LA REPONSE DES MAGISTRATS

La chambre sociale de la Cour de cassation confirme la décision des juges du fond et condamne l'association au paiement des congés payés, salaires et indemnités dues à la salarié.

En effet, les juges ont à bon droit conclus au regard des éléments de l'espèce que l'association avait excédé son rôle de simple mandataire puisqu'ayant organisé les conditions de travail de l'intervenante. Pour en arriver à cette conclusion, les juges relèvent que :

- l'aide-ménagère qui travaillait selon des horaires variables intervenait en alternance avec plusieurs autres aides ménagères chez ce même particulier

- toutes ces aides ménagères intervenaient aussi pour d'autres particuliers également suivies par l'association

- l'intervenante prenait ses congés en même temps que l'époux de la personne aidée, ce qui conduisait cet époux à devoir aider lui même sa femme et à embaucher une autre personne pour les interventions.

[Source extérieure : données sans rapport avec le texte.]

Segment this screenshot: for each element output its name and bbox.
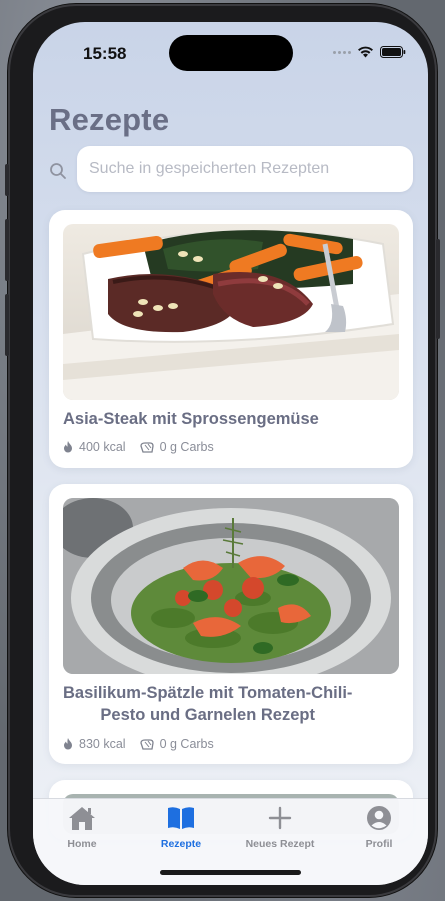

A partir de l'ensemble de ces éléments, les juges ont déduits qu'il existait un lien de subordination entre l'intervenante et l'association. Ce n'est pas nouveau. Une précédente décision du 20 janvier 2000 avait déjà requalifié un service mandataire en qualité d'employeur. Mais à l'époque, les indices qui ont conduit à cette solution était bien moins subtiles que l'arrêt qui nous intéresse puisque le service mandataire versé directement le salaire aux salariés et fixait l'organisation du travail des salariés. La présente décision montre que même si l'on ne verse pas directement le salaire, d'autres éléments plus subtils peuvent conduire la structure a être requalifiée comme employeur, d'où la nécessité d'une vigilance accrue.

Ainsi, par exemple, il reviendra à l'employeur de faire attention à l'organisation des congés des salariés qui interviennent en mandataire et en prestataire. La tentation est en effet grande de fixer les congés de ces salariés globalement en oubliant que pour leur contrat qu'ils ont chez un particulier employeur en mode mandataire, il revient à ce particulier d'autoriser les congés.

Bien que non publiée au bulletin, cette décision ne doit pas être pris à la légère par les services mandataires surtout en cette période de vache maigre pour le secteur qui a déjà conduit nombre d'entre nous sur la paille.